This was supposed to be a short flight, less than an hour. Remember that song about a 'three hour tour'? Here's the plane. It was actually bigger on the inside than it looks on the outside. Era only flies inside Alaska and that's important because you don't have to go through security to get on their planes. After years of succumbing to searches I found this to be unnerving.
We took off around 7:30 AM and flew over dense clouds. I took photos but they look a lot like the clouds from yesterday's posts. We got to where Valdez was supposed to be (who could tell?) and started descending into the clouds. Thick clouds that did not get any thinner as we got lower.
Scott, a nice man sitting next to me, was very calm and assured me that this was normal and if it was dangerous the pilot would pull up – and about that time he did. Quickly. When we got back above the clouds I could see snow covered mountain tops in the near distance. We circled 25 minutes and tried it again (by that time I was ready to forget it.) The fog was still too dense and we flew back to Anchorage.
After the 2nd attempt Scott (who is a private pilot with his own plane) said he doesn't fly into Valdez because fog is common. He also mentioned that the control tower at the Valdez airport is remotely controlled – there wasn't an actual person in there to talk us in. They have ground crew in Valdez but that's it. Oh my.
After some discussion with seasoned Alaskan travelers and after consulting the weather I decided that it might be better to drive the 6 hours rather than hope the fog cleared enough to land later in the day (which it did). Sheila, my contact at the Valdez Quilt Festival, agreed so I rented a car and took off.
The leaves are turning in Alaska and the scenery was beautiful! I stopped often to take photos (the drive back should be faster). This is my little car next to the elk crossing sign. If you look closely you may notice that the sign has been shot. It's a problem here – most of the signs I saw had been shot. I tried not to think about who might actively be shooting signs while I was on the road.

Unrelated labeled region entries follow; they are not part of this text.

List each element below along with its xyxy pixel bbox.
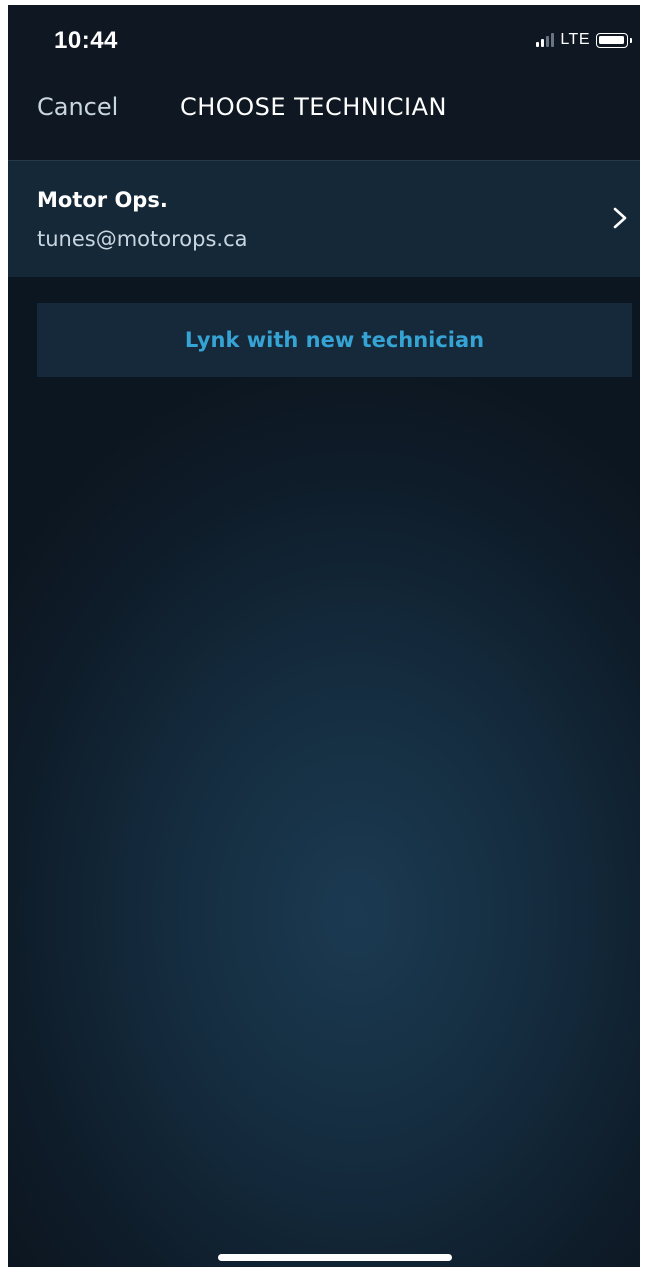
lynk-new-technician-label: Lynk with new technician <box>184 328 485 352</box>
page-title: CHOOSE TECHNICIAN <box>180 93 447 121</box>
cancel-button[interactable]: Cancel <box>37 93 118 121</box>
technician-name: Motor Ops. <box>37 188 168 212</box>
top-bar: 10:44 LTE Cancel CHOOSE TECHNICIAN <box>8 5 640 161</box>
technician-email: tunes@motorops.ca <box>37 227 248 251</box>
network-type: LTE <box>560 31 590 48</box>
signal-icon <box>536 33 555 47</box>
status-indicators: LTE <box>536 31 632 49</box>
phone-screen: 10:44 LTE Cancel CHOOSE TECHNICIAN Motor… <box>8 5 640 1267</box>
status-time: 10:44 <box>54 27 118 54</box>
lynk-new-technician-button[interactable]: Lynk with new technician <box>37 303 632 377</box>
chevron-right-icon <box>613 207 627 229</box>
battery-icon <box>596 32 632 48</box>
technician-list-item[interactable]: Motor Ops. tunes@motorops.ca <box>8 161 640 277</box>
home-indicator[interactable] <box>218 1254 452 1261</box>
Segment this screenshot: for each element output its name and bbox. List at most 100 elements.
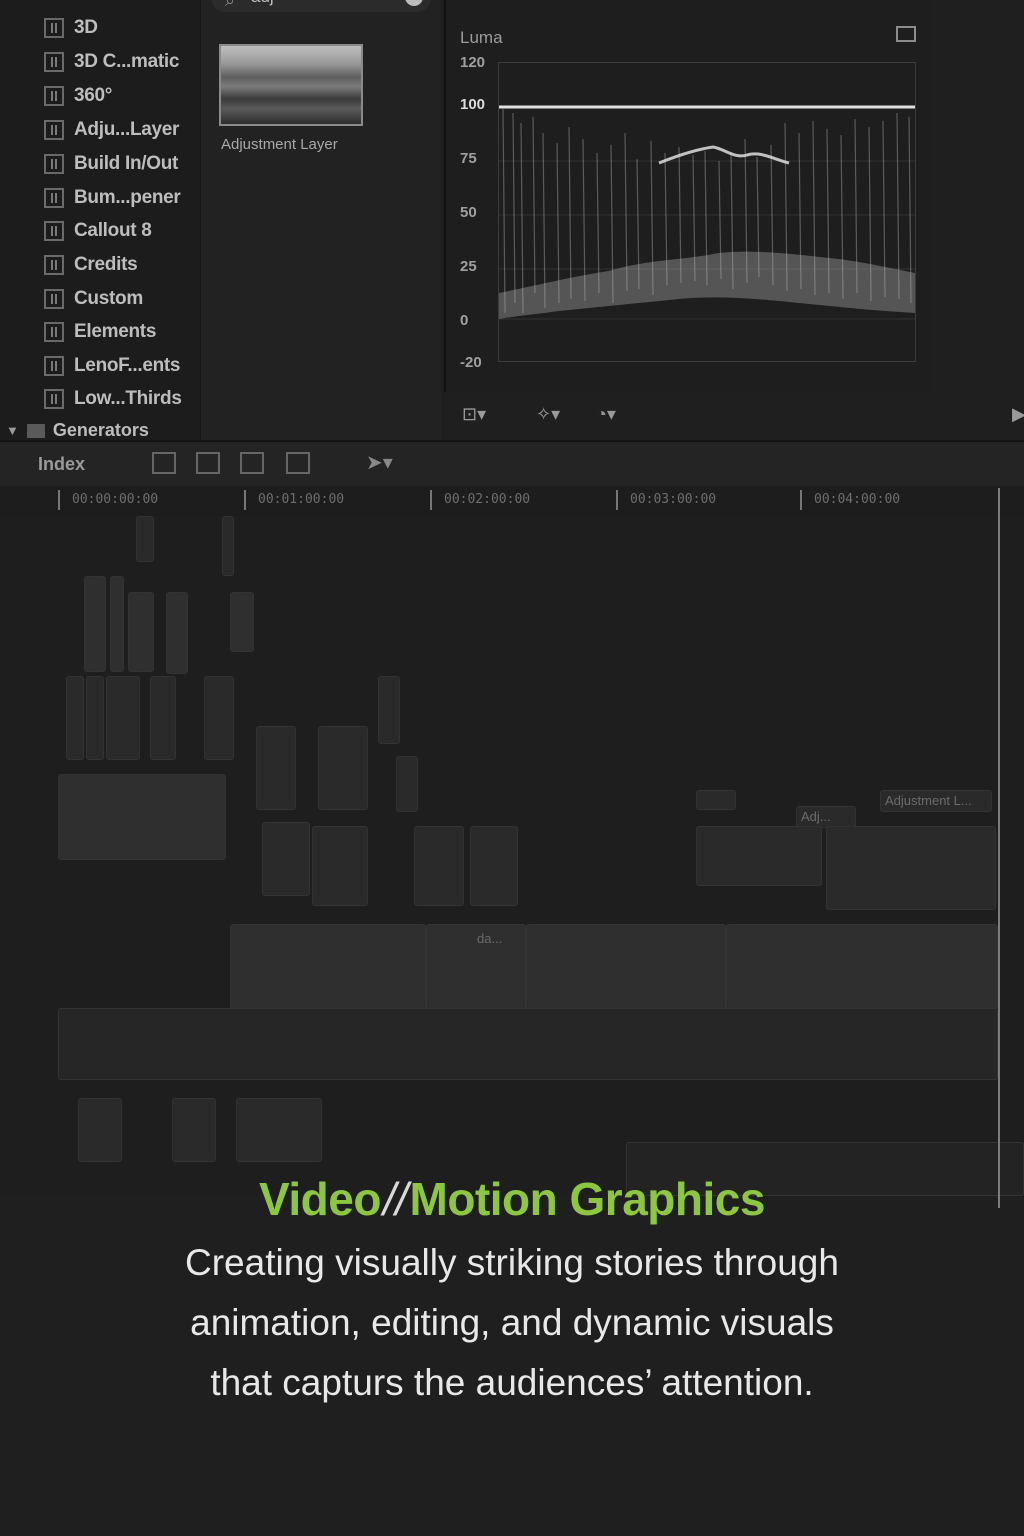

It was overcast and a bit rainy all day.
The drive was winding enough to keep my attention.
There are a lot of rivers and streams here. And fishermen – lots and lots of fishermen. And hunters are out because it's hunting season too. They tell me the elk and moose stay off the road during hunting season which is good. I would like to know how they know now is when to hide.
The Alaska pipeline (is there more than one?) ran near the road as I got closer to Valdez.
And there were glaciers! The next photo is more about where the glacier isn't. I think that ice covered the rough black ground in front of the ice not that long ago. It looks newly uncovered to my untrained eye.
This glacier with the split in the middle is about 30 miles outside of Valdez.
I drove in on the marked road and could have walked up close (at my own risk on unstable ground according to the signs) but it was late. I did go far enough that I ran into a couple who were nice enough to take my picture! It was blowing as you can see by my hair sticking up.
I can tell you that Alaska is BIG. Bigger than Texas, although I believe it has a much smaller population. It struck me that if I lived here I would think of nature differently. Nature is in your face here. It is easy to feel both insignificant and magnificent at the same time when you breath this air.